A timeless symbol of love and passion, the rose is synonymous with luxury. This woody perennial has over 100 species that grow as bushes, shrubs and vines. The plant’s beautiful flowers—which bloom in a rainbow of colors—not only look and smell exquisite, they’ve also held a key role in beauty treatments for centuries. But roses aren’t a standout solely for their delicate blossoms: Learn why experts won’t be ditching this classic spa staple anytime soon.
There are many iterations of rose within the skincare world. The two most common are Rosa damascena, Damask or Bulgarian rose, which has a deep, powerful scent; and Rosa centifolia, Provence or cabbage rose, with a lighter, sweeter fragrance. Rose hip—the fruit of the rose plant that’s exposed once the flower petals have fallen—is one of the richest plant sources of vitamin C. Rose hip seed oil, also sometimes confusingly referred to as rose hip oil, is cold pressed from the seeds of roses; rosewater is made by steeping the petals in water.

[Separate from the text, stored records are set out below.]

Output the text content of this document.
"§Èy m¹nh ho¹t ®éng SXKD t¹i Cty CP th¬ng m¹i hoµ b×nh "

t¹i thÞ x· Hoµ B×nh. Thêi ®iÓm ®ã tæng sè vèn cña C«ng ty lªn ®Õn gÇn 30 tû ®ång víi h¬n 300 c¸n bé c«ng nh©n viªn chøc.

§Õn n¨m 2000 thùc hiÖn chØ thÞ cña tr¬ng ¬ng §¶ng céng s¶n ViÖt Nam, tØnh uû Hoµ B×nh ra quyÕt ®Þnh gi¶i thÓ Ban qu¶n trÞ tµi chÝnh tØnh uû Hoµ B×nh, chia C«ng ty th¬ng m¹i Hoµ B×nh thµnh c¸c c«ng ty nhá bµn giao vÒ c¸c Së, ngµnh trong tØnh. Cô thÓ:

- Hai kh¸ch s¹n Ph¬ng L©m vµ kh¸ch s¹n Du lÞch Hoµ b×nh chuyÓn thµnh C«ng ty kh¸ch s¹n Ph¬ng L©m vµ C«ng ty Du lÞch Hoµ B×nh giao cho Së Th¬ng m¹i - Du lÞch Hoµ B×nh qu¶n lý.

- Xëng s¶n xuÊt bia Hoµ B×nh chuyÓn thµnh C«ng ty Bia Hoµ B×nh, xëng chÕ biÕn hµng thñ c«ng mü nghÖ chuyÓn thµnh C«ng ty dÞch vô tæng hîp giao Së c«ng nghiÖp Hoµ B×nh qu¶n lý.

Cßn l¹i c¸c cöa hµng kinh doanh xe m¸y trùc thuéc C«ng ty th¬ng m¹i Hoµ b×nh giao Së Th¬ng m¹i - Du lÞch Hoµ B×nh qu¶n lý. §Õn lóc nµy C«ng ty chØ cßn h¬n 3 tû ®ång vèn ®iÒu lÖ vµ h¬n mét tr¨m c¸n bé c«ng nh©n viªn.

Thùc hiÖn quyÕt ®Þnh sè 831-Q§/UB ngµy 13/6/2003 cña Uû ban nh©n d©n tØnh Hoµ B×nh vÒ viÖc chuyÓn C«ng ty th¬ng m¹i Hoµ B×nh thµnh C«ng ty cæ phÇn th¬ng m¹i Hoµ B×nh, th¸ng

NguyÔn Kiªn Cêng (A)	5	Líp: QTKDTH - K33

The flower can serve as an antibacterial, hydration or balancing agent, and is excellent for soothing skin: It has tremendous emollient properties, is rich in antioxidants and can act as an anti-inflammatory. Rose essential oil contains methyl eugenol, a local antiseptic and anesthetic that’s ideal for dabbing onto the skin of acne-prone clients. A natural astringent, rose can serve as an alternative alcohol-free toner, and has been shown to refine skin texture and aid in the treatment of common skin rashes.
Rose emits a well-loved, calming and relaxing aroma—a soothing spa backdrop. According to a 2012 study conducted by Wellspring Pharmacy at Community Hospital North in Indianapolis, rose aromatherapy served as a successful complementary therapy in both anxiety and depression scales of postpartum women.
Rose is utilized in most of the treatments at the Stoweflake Mountain Resort & Spa in Stowe, Vermont, including the Organic Roses All Over Treatment (80 min./$194). This one-two punch features Ilike Organic Skin Care’s Rosehip Exfoliator and Rose Petal Body Wrap. “Rose petals contain a natural anti-inflammatory that stops the enzymatic action, so there’s no risk of overexfoliating,” explains spa director Surinda Oberai Cavanagh.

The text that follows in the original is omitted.